Veronica Naisy lives in a large house in Oria, a remote village in southern Bougainville, the largest island in the Autonomous Region of Bougainville, Papua New Guinea. She has two adult sons and an adult daughter.

The death of Veronica Naisy’s husband, Jacob, sparked the Konnou Conflict in 2007. His death was a payback killing by members of the Me’ekemui community, a reprisal for events that took place during the Bougainville Crisis (1989–1999). In response, the Wisai Liberation Movement (WILMO), took up arms and retaliated, launching an intense five-year war between two neighboring groups that resulted in the death of an estimated 500 people in Konnou constituency.

“It [the Konnou Crisis] was turning us into prisoners,” said Veronica. “We didn’t have any freedom to move. To go to our own gardens we acted like thieves, going in to pull the bananas off the tree and then run off. This made us really frustrated. Our gardens didn’t seem like ours anymore.”

She says the women of Konnou were integral in ending the conflict.

“If it wasn’t for the women, they’d still be fighting each other,” said Veronica. “All of us talked and asked for the fighting to stop or else all our boys would end up dead.

“I was worried about my son who was involved in the fighting and we thought of the children — when they went to school, all they did was draw pictures of guns, or of people holding guns. They didn’t learn anything: all they knew was fighting and violence.”

Since her husband’s death, Veronica has struggled to find a source of income to support the education of her three children. She’s frustrated that a community that her husband ultimately died for, has provided little financial support raising her family.

“When my husband was killed, I felt like I lost one of my arm,” she said. “I felt so empty inside. He died in 2007… some women would be fine by now but not me.”
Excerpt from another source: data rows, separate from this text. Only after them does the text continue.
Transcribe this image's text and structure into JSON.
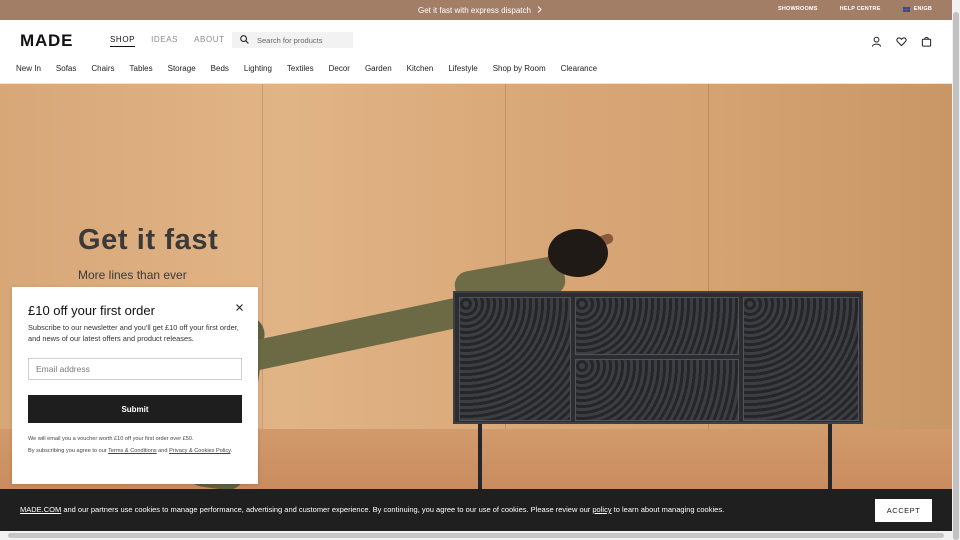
{
  "promo": {
    "message": "Get it fast with express dispatch",
    "links": [
      "SHOWROOMS",
      "HELP CENTRE"
    ],
    "language": "EN/GB"
  },
  "header": {
    "logo": "MADE",
    "main_nav": [
      {
        "label": "SHOP",
        "active": true
      },
      {
        "label": "IDEAS",
        "active": false
      },
      {
        "label": "ABOUT",
        "active": false
      }
    ],
    "search_placeholder": "Search for products",
    "icons": [
      "account-icon",
      "wishlist-heart-icon",
      "basket-icon"
    ]
  },
  "categories": [
    "New In",
    "Sofas",
    "Chairs",
    "Tables",
    "Storage",
    "Beds",
    "Lighting",
    "Textiles",
    "Decor",
    "Garden",
    "Kitchen",
    "Lifestyle",
    "Shop by Room",
    "Clearance"
  ],
  "hero": {
    "title": "Get it fast",
    "subtitle": "More lines than ever"
  },
  "modal": {
    "title": "£10 off your first order",
    "intro": "Subscribe to our newsletter and you'll get £10 off your first order, and news of our latest offers and product releases.",
    "email_placeholder": "Email address",
    "submit_label": "Submit",
    "fine_line1": "We will email you a voucher worth £10 off your first order over £50.",
    "fine_line2_pre": "By subscribing you agree to our ",
    "terms_link": "Terms & Conditions",
    "fine_and": " and ",
    "privacy_link": "Privacy & Cookies Policy",
    "fine_end": "."
  },
  "cookie": {
    "site_link": "MADE.COM",
    "text_before": " and our partners use cookies to manage performance, advertising and customer experience. By continuing, you agree to our use of cookies. Please review our ",
    "policy_link": "policy",
    "text_after": " to learn about managing cookies.",
    "accept_label": "ACCEPT"
  },
  "colors": {
    "promo_bar": "#a27e67",
    "cookie_bar": "#1f1f1f",
    "submit_button": "#1e1e1e"
  }
}
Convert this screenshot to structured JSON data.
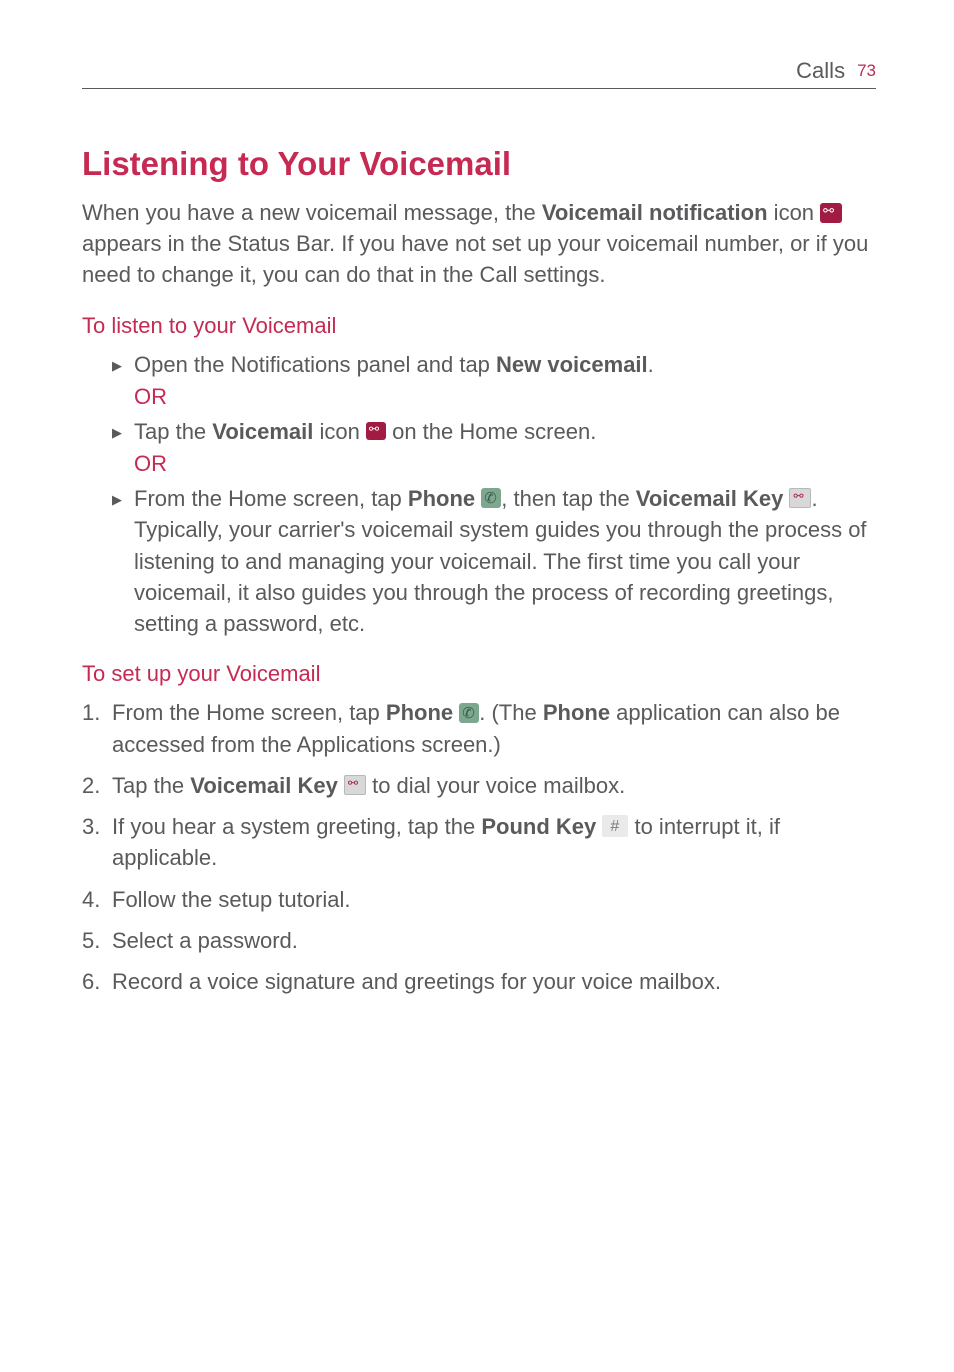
{
  "header": {
    "section": "Calls",
    "page": "73"
  },
  "title": "Listening to Your Voicemail",
  "intro": {
    "part1": "When you have a new voicemail message, the ",
    "bold1": "Voicemail notification",
    "part2": " icon ",
    "part3": " appears in the Status Bar. If you have not set up your voicemail number, or if you need to change it, you can do that in the Call settings."
  },
  "listen": {
    "heading": "To listen to your Voicemail",
    "item1": {
      "part1": "Open the Notifications panel and tap ",
      "bold1": "New voicemail",
      "part2": "."
    },
    "or": "OR",
    "item2": {
      "part1": "Tap the ",
      "bold1": "Voicemail",
      "part2": " icon ",
      "part3": " on the Home screen."
    },
    "item3": {
      "part1": "From the Home screen, tap ",
      "bold1": "Phone",
      "part2": " ",
      "part3": ", then tap the ",
      "bold2": "Voicemail Key",
      "part4": " ",
      "part5": ". Typically, your carrier's voicemail system guides you through the process of listening to and managing your voicemail. The first time you call your voicemail, it also guides you through the process of recording greetings, setting a password, etc."
    }
  },
  "setup": {
    "heading": "To set up your Voicemail",
    "step1": {
      "part1": "From the Home screen, tap ",
      "bold1": "Phone",
      "part2": " ",
      "part3": ". (The ",
      "bold2": "Phone",
      "part4": " application can also be accessed from the Applications screen.)"
    },
    "step2": {
      "part1": "Tap the ",
      "bold1": "Voicemail Key",
      "part2": " ",
      "part3": " to dial your voice mailbox."
    },
    "step3": {
      "part1": "If you hear a system greeting, tap the ",
      "bold1": "Pound Key",
      "part2": " ",
      "part3": " to interrupt it, if applicable."
    },
    "step4": "Follow the setup tutorial.",
    "step5": "Select a password.",
    "step6": "Record a voice signature and greetings for your voice mailbox."
  }
}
Veronica’s children were young when their father died. When their mother was no longer able to afford their school fees or support them financially, they became resentful as teenagers and young adults. Her daughter eloped, while her sons threaten to seek revenge on their father’s killers, almost a decade after their father’s death and in spite of the peace agreement.

Today Veronica still grieves for her husband. She has a plot of land where she grows cocoa through the World Bank-supported Productive Partnerships in Agriculture Project (PPAP) but admits that she often struggles to find the mental and physical strength to care for it.

“My husband used to take care of my children, especially the two boys. I worry about their future,” said Veronica. “As for me, I am not happy because I still think about my husband and grieve for him.”

“What little I make we buy food like meat for the house and other items that we need. If [the children] had gone to school, they would be able to have a better life. So we are sad and struggling. My sons and I live with worry.”